The following example is directly left recursive:
```
expr  :  expr PLUS term
```
and when attempting to process this rule it will fall into an infinite loop.
There are different ways to solve this problem, my solution is below:
```
expr  :  term (PLUS term)*
```
The disadvantage to this is that there is then some processing required after the pattern matching to reach the original desired strucutre or action.
```python
@grammar("term (PLUS term)*")
def expr(self, p):
    rv = p[0]
    for op, term in p[1]:
        rv += term
    
    return rv
```
See [here](https://en.wikipedia.org/wiki/Left_recursion) for more details.
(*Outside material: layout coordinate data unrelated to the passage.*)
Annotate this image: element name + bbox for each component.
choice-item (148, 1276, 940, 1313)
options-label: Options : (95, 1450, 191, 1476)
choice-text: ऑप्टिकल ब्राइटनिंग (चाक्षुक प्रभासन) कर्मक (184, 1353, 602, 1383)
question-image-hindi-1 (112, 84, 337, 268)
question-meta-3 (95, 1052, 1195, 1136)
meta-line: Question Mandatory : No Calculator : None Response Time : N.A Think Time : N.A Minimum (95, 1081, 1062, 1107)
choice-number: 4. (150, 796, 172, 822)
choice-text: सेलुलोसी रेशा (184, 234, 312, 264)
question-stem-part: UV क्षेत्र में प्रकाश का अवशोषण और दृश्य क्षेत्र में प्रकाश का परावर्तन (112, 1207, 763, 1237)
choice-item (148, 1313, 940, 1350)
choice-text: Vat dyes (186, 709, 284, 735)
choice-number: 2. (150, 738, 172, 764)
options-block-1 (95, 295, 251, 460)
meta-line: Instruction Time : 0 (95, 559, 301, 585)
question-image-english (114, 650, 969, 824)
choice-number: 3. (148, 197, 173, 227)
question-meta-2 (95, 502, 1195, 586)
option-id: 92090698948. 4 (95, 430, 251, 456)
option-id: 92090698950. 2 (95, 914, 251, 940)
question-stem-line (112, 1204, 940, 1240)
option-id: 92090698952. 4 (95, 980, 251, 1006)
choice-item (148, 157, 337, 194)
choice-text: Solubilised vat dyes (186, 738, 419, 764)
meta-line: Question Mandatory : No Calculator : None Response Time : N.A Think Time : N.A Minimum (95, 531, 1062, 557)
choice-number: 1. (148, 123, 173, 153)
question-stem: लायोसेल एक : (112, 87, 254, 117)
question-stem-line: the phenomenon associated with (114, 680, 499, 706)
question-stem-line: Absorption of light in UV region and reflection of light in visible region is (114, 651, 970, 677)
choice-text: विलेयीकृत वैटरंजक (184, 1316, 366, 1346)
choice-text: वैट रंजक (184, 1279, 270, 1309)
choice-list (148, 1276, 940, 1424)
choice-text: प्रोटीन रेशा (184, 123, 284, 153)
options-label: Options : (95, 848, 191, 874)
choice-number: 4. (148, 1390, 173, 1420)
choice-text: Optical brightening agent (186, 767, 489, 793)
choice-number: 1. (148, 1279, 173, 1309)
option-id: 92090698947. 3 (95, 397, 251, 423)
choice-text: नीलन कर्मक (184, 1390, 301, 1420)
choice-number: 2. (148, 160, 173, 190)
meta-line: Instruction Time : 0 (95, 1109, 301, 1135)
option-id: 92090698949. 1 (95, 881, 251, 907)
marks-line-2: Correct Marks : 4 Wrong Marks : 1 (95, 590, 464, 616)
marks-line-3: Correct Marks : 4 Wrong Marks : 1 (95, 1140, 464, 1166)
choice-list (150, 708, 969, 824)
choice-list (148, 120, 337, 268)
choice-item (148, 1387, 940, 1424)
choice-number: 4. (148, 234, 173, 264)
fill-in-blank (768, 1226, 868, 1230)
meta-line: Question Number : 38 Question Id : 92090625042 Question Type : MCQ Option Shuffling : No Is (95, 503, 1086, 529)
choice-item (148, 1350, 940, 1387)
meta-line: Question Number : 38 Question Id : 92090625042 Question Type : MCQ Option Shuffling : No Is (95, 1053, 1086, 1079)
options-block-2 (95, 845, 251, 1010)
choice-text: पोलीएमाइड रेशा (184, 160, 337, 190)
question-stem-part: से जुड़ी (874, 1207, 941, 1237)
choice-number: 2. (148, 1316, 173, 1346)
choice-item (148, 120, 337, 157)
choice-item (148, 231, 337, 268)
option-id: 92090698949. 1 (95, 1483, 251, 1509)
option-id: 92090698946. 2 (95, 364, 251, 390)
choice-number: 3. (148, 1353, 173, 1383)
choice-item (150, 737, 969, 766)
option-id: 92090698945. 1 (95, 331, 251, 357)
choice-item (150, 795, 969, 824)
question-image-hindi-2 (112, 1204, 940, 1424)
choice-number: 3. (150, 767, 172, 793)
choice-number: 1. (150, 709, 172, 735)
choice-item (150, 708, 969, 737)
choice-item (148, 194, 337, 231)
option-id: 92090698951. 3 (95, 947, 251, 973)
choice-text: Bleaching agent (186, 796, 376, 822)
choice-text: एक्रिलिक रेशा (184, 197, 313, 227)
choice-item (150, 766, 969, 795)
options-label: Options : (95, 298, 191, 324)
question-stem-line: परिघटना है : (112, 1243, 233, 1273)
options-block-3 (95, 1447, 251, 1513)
## Writing expressions for right-associative operators
Some operators are right associative, for example the `**` operator.
Right recursion can be implemented more normally in the grammar expression:
```
expr  :  term (POW expr)?
```
This behaves as expected, after pattern matching you do have to perform a check in your code as seen next:
```python
@grammar("term (POW expr)?")
def expr(self, p):
    if p[1]:
        return p[0] ** p[1][1]
    return p[0]
```

# Printing the grammar for your parser
It is sometimes helpful to see the entire grammar for you parser. This can be done as shown below:
```python
from parsergen import get_grammar
print(get_grammar(CalcParser))
```


See `example_calc.py` and `example.py` for more examples, or look at the source code.